Monday, November 2, 2009

Aunt Charlotte and Miss Piggy

Aunt Charlotte has a fan club. The sharp-tongued English Great Aunt, the weather-beaten old orchid grower who does not suffer fools gladly and prefers wasps to butterflies in nature's scheme of things, has turned out to be a real character. Though, given her pedigree, she should. Right at the start of Orchid Territory I state that Aunt Charlotte is based on Dame Judi Dench playing Queen Elizabeth the First and my grandmother "playing herself."

When I hear authors talking about their plots and how they had NO idea where their characters will lead them and how they just take over the story... I've always been right there with the millions who just roll their eyes and switch back to Power 96.

But somehow Aunt Charlotte is out there now, like Norm in Cheers or Miss Piggy. We all know that Miss Piggy, though she does have a great set of pearls, is basically half a yard of felt and a swish of taffeta (I hear a snort) and yet, she is also definitely there. And no-one would be surprised to hear it had been Miss Piggy up on Capitol Hill, lobbying for swine flu to be called something else.

Aunt Charlotte certainly has the swoopy, commanding voice of a Miss Piggy, hers the old upper class English version that has all but died out. Even the royal family now talk "common" as we used to say. For a while I played with the idea of having Aunt Charlotte be a bit of a con artist- claiming her father had been an eminent orchid collector in the far flung corners of the British Empire - rather than a cockney working in the flower market in the old Covent Garden.
In the end, though he didn't appear, I thought of him as a middle-class banker, anxious and orthodox behind his quiet privet hedge, trying to keep a veil of respectability over Charlotte till she'd finished school.

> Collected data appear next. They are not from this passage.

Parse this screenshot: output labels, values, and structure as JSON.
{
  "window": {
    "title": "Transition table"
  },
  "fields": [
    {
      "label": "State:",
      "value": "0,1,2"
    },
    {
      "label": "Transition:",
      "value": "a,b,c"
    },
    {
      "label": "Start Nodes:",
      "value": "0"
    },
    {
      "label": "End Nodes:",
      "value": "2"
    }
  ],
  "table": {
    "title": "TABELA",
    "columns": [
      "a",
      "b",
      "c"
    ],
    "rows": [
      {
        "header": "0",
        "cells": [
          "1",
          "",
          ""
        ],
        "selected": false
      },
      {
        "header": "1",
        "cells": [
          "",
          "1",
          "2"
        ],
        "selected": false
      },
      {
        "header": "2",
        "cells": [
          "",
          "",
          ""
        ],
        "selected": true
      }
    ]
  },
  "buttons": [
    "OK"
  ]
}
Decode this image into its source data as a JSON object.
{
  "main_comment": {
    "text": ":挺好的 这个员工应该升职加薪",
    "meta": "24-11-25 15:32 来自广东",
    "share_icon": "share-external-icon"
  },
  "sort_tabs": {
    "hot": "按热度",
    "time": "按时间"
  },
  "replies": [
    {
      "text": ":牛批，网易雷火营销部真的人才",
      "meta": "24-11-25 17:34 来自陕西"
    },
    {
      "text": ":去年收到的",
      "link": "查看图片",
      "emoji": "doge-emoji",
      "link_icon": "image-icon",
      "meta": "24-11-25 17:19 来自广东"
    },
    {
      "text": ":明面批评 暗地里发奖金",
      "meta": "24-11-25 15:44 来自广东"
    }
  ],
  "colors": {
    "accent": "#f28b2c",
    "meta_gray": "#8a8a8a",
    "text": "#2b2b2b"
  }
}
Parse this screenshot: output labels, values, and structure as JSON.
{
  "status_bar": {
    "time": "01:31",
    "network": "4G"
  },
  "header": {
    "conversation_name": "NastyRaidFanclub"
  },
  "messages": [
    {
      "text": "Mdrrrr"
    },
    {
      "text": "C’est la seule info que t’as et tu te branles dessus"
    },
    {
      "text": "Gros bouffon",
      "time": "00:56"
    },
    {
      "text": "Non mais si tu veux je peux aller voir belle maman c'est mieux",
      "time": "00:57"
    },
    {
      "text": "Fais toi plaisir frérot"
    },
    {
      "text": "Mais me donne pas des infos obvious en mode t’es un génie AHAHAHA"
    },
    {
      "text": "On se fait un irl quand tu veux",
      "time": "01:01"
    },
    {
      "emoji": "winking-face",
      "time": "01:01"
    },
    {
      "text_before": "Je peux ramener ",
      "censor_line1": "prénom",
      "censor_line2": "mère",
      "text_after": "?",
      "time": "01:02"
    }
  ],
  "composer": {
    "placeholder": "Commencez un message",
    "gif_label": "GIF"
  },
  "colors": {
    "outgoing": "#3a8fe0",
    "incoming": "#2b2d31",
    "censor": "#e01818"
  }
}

Some of my friends have said to my face that I am Aunt Charlotte which bewilders me. I am, of course, the timid young English teacher. I am Mark, the Hugh Grant of Orchid Territory, who can hardly start a sentence without "..Um..." Although in the presence of Aunt Charlotte, who, indeed, would not stumble, or preface any sentence with a worried or tentative "...Um?" What a fascinating world this world of the imagination is! Back to Power 96.